RBI Governor Shaktikanta Das today said that there was no proposal to conduct an asset quality review (AQR) of non-bank finance companies that are facing a credit squeeze since the collapse of infrastructure financier IL&FS in August last year.

“No at the moment there is no such proposal to have an asset quality review,” Das said at the side-lines of the annual banking conclave organised by industry body FICCI. “Let me also add that 50 odd NBFC’s and HFC’s are being closely monitored. Our monitoring and supervision includes all aspects of the functioning of NBFC’s including their capital adequacy, stability, their cash inflow and outflow.”
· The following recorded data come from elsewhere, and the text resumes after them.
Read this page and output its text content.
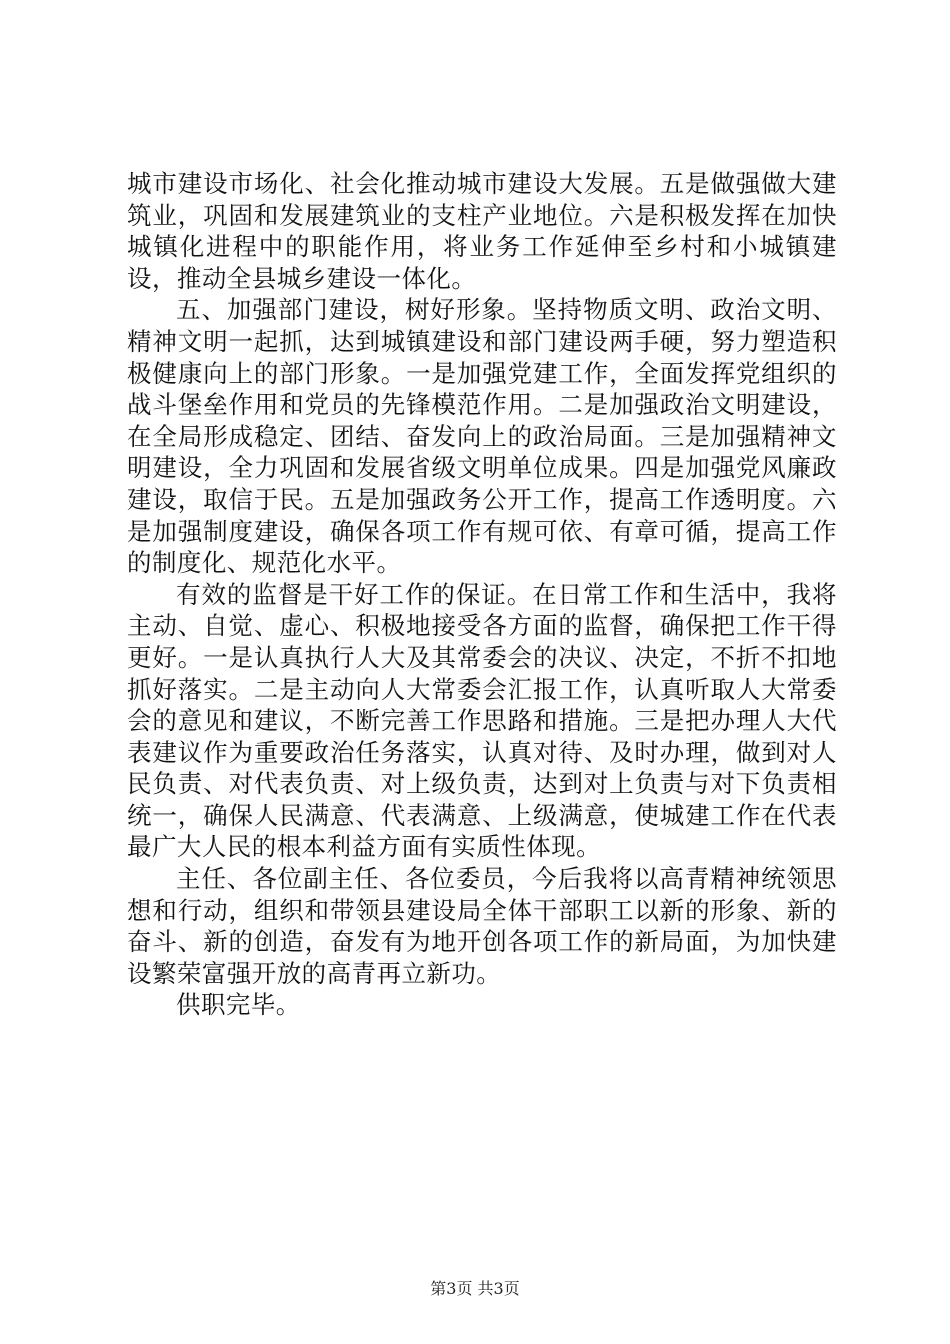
城市建设市场化、社会化推动城市建设大发展。五是做强做大建筑业，巩固和发展建筑业的支柱产业地位。六是积极发挥在加快城镇化进程中的职能作用，将业务工作延伸至乡村和小城镇建设，推动全县城乡建设一体化。

五、加强部门建设，树好形象。坚持物质文明、政治文明、精神文明一起抓，达到城镇建设和部门建设两手硬，努力塑造积极健康向上的部门形象。一是加强党建工作，全面发挥党组织的战斗堡垒作用和党员的先锋模范作用。二是加强政治文明建设，在全局形成稳定、团结、奋发向上的政治局面。三是加强精神文明建设，全力巩固和发展省级文明单位成果。四是加强党风廉政建设，取信于民。五是加强政务公开工作，提高工作透明度。六是加强制度建设，确保各项工作有规可依、有章可循，提高工作的制度化、规范化水平。

有效的监督是干好工作的保证。在日常工作和生活中，我将主动、自觉、虚心、积极地接受各方面的监督，确保把工作干得更好。一是认真执行人大及其常委会的决议、决定，不折不扣地抓好落实。二是主动向人大常委会汇报工作，认真听取人大常委会的意见和建议，不断完善工作思路和措施。三是把办理人大代表建议作为重要政治任务落实，认真对待、及时办理，做到对人民负责、对代表负责、对上级负责，达到对上负责与对下负责相统一，确保人民满意、代表满意、上级满意，使城建工作在代表最广大人民的根本利益方面有实质性体现。

主任、各位副主任、各位委员，今后我将以高青精神统领思想和行动，组织和带领县建设局全体干部职工以新的形象、新的奋斗、新的创造，奋发有为地开创各项工作的新局面，为加快建设繁荣富强开放的高青再立新功。

供职完毕。

第3页 共3页
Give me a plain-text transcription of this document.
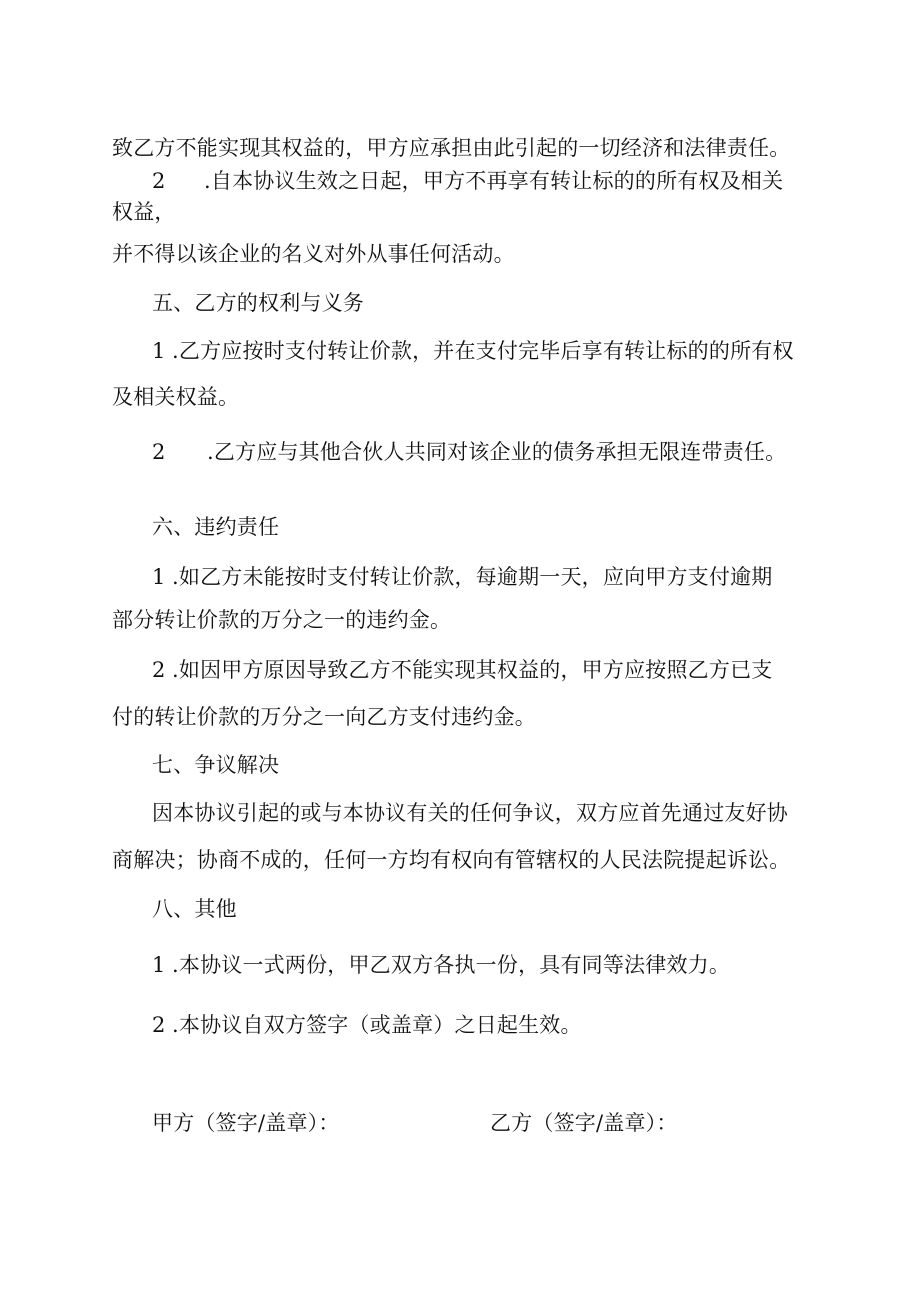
致乙方不能实现其权益的，甲方应承担由此引起的一切经济和法律责任。
2 .自本协议生效之日起，甲方不再享有转让标的的所有权及相关
权益，
并不得以该企业的名义对外从事任何活动。
五、乙方的权利与义务
1 .乙方应按时支付转让价款，并在支付完毕后享有转让标的的所有权
及相关权益。
2 .乙方应与其他合伙人共同对该企业的债务承担无限连带责任。
六、违约责任
1 .如乙方未能按时支付转让价款，每逾期一天，应向甲方支付逾期
部分转让价款的万分之一的违约金。
2 .如因甲方原因导致乙方不能实现其权益的，甲方应按照乙方已支
付的转让价款的万分之一向乙方支付违约金。
七、争议解决
因本协议引起的或与本协议有关的任何争议，双方应首先通过友好协
商解决；协商不成的，任何一方均有权向有管辖权的人民法院提起诉讼。
八、其他
1 .本协议一式两份，甲乙双方各执一份，具有同等法律效力。
2 .本协议自双方签字（或盖章）之日起生效。
甲方（签字/盖章）：	乙方（签字/盖章）：
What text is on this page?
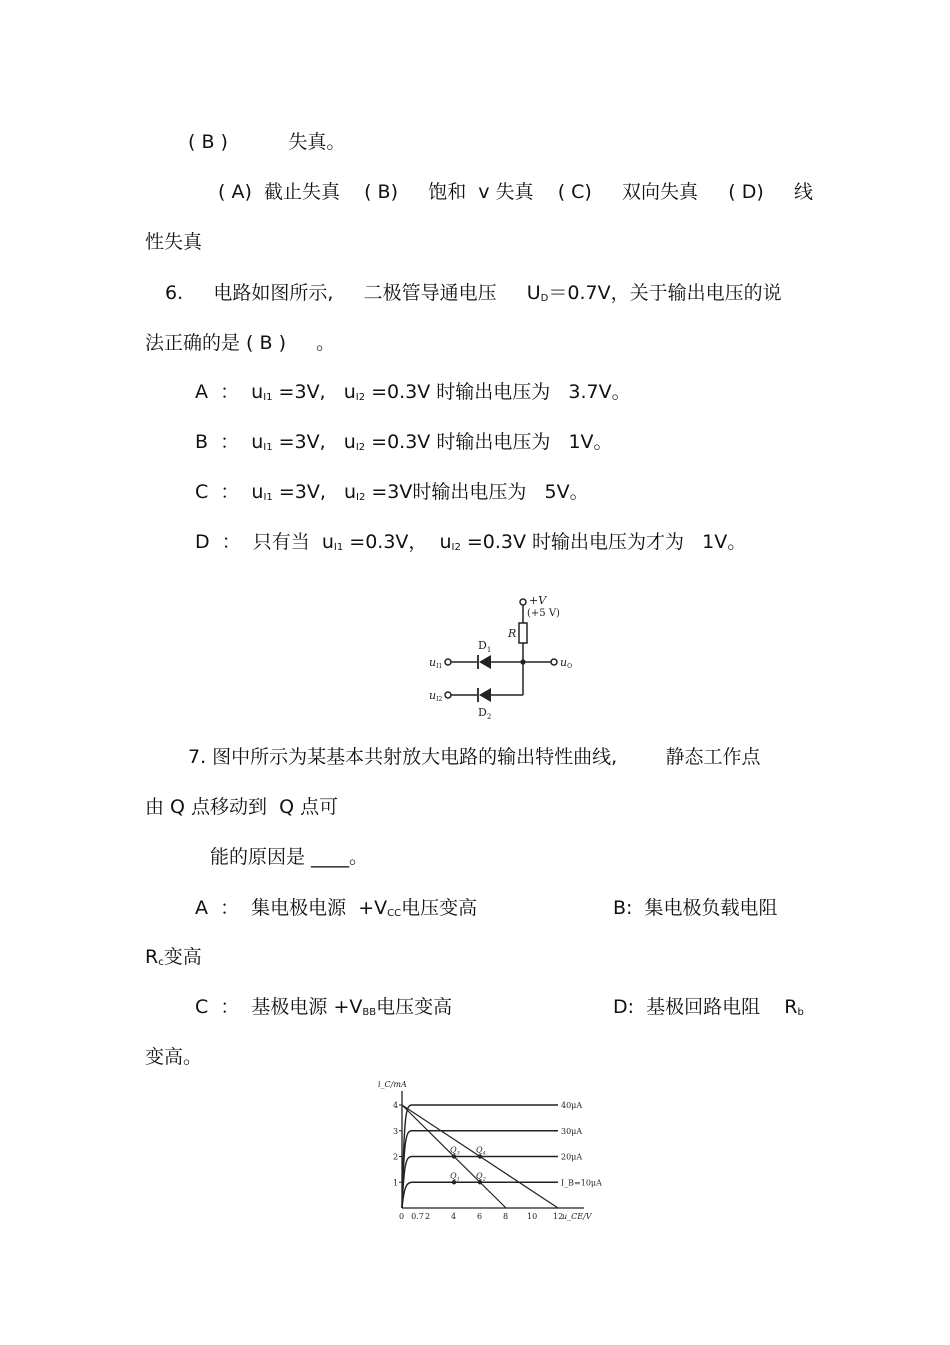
( B )          失真。
( A)  截止失真    ( B)     饱和  v 失真    ( C)     双向失真     ( D)     线
性失真
6.     电路如图所示,     二极管导通电压     $U_D=0.7V$，关于输出电压的说
法正确的是 ( B )     。
A  ：  $u_{I1} =3V$,   $u_{I2} =0.3V$ 时输出电压为   3.7V。
B  ：  $u_{I1} =3V$,   $u_{I2} =0.3V$ 时输出电压为   1V。
C  ：  $u_{I1} =3V$,   $u_{I2} =3V$时输出电压为   5V。
D  ：  只有当  $u_{I1} =0.3V$，  $u_{I2} =0.3V$ 时输出电压为才为   1V。
+V
(+5 V)
R
$D_1$
$D_2$
uI1
uI2
uO
7. 图中所示为某基本共射放大电路的输出特性曲线,        静态工作点
由 Q 点移动到  Q 点可
能的原因是 ____。
A  ：  集电极电源  $+V_{CC}$电压变高	B:  集电极负载电阻
$R_c$变高
C  ：  基极电源 $+V_{BB}$电压变高	D:  基极回路电阻    $R_b$
变高。
i_C/mA
u_CE/V
0 0.7 2	4	6	8 10 12
1
2
3
4
I_B=10μA
20μA
30μA
40μA
$Q_1$ $Q_2$
$Q_3$ $Q_4$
A liquidity squeeze that began with repayment defaults by IL&FS began a downward cycle in the economy. Since then repayment worries have gripped big companies like Dewan Housing, Zee Group and Anil-Ambani led Reliance Group.

Bank credit to NBFCs fell by over Rs 6000 crore between March to June once again highlighting the risk aversion towards the sector. Credit disbursals by non-banking finance companies plunged by a third in the year to March raising worries over solvency issue gripping other NBFCs after the implosion of IL&FS in September last year.

Governor Das also said that it was the right time to formalise linking of fresh loans with external benchmarks like the repo rate.

“I think the time has now come to formalise this linking of new loans to external benchmarks like the repo rate. We are monitoring this and will be initiating necessary steps,” he said. “It is a positive trend that the banks have responded and are now linking their lending rates, especially the new loans, to repo rates and other external benchmarks.

The country’s largest lender State Bank of India took the lead and introduced repo-linked lending rate for home loans from July only for new customers who are getting the direct benefit of lower policy rates.

Das once again appealed to banks for a faster transmission of policy rates to push-up credit in the Indian economy.

“Today, the economy requires a certain amount of push not just from the monetary policy but also from its transmission, our expectation is that they (banks) should move faster,” Das said.